I read with dismay Dr. Weissman's characterization of resident education. In the case of this graduating resident, the answer to his question is one word: no. I am about to complete my training at Oregon Health & Science University in Portland, OR, and his pessimistic description of residency training has little in common with my personal experience at OHSU. I was given a great deal of autonomy throughout my residency and felt that I was a valued member of the treatment team, involved in many elements of patient care, not just medication management. It is unfortunate that Dr. Weissman's perception is that residents are not getting such experiences in managing psychosocial aspects of patient care.
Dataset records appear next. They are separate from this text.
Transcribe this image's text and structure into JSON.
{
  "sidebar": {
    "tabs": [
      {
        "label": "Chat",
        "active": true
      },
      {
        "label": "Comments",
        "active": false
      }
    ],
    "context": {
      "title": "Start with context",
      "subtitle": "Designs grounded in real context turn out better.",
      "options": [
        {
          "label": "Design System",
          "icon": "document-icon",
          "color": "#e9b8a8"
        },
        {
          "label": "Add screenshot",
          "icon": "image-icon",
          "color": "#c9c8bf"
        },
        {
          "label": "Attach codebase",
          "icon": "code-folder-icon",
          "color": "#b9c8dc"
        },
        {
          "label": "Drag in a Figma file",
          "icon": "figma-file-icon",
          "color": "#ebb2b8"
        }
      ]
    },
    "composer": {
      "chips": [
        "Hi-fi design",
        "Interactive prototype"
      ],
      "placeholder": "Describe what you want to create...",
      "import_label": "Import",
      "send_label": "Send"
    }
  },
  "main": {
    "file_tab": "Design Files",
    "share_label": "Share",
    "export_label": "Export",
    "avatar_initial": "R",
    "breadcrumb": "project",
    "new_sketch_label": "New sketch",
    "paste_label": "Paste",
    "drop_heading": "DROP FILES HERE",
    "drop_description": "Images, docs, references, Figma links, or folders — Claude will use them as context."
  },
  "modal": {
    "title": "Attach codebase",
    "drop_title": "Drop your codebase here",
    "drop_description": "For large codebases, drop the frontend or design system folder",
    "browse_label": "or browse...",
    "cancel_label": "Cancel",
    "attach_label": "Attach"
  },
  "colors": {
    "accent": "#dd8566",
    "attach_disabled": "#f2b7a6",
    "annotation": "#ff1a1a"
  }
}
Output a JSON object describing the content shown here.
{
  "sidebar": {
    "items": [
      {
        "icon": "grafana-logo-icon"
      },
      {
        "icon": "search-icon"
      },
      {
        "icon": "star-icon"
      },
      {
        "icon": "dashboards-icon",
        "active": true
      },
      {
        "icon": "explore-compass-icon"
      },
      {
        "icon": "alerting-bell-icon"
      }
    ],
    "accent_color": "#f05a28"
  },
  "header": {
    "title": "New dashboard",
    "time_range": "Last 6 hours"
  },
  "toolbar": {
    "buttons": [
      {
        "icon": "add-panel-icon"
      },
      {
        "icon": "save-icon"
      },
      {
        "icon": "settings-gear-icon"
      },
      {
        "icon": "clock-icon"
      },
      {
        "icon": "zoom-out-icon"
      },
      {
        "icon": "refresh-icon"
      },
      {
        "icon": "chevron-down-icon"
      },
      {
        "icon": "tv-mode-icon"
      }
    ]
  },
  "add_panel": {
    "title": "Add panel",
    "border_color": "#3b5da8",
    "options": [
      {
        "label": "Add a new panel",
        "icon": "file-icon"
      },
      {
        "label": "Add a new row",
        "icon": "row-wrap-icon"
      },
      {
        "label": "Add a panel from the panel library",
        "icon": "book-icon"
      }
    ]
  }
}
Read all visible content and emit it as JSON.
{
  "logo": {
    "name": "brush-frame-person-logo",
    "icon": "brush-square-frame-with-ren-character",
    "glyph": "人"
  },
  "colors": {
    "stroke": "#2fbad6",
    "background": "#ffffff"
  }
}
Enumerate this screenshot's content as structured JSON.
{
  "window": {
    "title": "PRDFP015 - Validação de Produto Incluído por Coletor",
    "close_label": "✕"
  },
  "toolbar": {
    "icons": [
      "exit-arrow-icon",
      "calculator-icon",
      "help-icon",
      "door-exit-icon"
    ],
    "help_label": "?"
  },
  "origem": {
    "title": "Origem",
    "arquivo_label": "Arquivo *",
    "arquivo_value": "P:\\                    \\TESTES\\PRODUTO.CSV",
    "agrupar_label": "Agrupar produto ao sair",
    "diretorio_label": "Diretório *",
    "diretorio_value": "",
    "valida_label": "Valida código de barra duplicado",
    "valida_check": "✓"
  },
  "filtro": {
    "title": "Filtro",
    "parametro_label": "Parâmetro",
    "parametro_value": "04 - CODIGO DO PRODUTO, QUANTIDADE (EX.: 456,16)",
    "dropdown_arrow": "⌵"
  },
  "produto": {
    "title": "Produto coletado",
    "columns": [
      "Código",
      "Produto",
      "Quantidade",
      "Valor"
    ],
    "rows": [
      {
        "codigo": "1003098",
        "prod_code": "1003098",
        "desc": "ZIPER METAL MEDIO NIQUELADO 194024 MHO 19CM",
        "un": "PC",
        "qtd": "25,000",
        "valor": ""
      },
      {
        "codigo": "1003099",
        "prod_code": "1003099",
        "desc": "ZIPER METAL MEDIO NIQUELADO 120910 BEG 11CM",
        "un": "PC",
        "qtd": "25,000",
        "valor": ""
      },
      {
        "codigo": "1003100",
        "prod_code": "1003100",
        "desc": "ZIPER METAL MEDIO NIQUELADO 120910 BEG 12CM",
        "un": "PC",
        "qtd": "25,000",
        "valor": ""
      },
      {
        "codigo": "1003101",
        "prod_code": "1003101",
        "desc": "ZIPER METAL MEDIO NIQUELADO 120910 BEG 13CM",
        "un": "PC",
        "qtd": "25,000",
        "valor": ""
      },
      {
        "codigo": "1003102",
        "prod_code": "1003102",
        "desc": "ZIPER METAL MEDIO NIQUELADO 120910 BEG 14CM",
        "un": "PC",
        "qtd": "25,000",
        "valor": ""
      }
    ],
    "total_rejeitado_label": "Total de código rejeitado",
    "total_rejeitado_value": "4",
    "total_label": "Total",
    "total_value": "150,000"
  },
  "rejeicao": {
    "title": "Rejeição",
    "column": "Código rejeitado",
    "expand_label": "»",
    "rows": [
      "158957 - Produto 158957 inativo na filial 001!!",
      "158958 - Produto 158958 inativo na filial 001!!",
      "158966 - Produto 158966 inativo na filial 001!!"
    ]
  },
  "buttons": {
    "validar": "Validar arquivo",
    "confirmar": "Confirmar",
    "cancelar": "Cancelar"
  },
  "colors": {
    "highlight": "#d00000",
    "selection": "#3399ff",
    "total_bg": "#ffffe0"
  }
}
Also, I feel well prepared to treat patients with a variety of psychotherapeutic modalities. Specifically, I have treated outpatients with cognitive-behavioral therapy, interpersonal psychotherapy, and supportive psychotherapy, in addition to dynamic therapy (which Dr. Weissman mentions). Indeed, the Accreditation Council for Graduate Medical Education (ACGME) defines these as essential to resident education: specifically, the program requirements for psychiatry state that the resident "should develop competence in . . . applying supportive, psychodynamic, and cognitive behavioral psychotherapies to both brief and long term individual practice, as well as to assuring exposure to family, couples, group and other individual evidence-based psychotherapies." I believe that my program met and exceeded those recommendations. If Dr Weissman believes that his training institution is not doing so, he should consider contacting the ACGME about these deficiencies.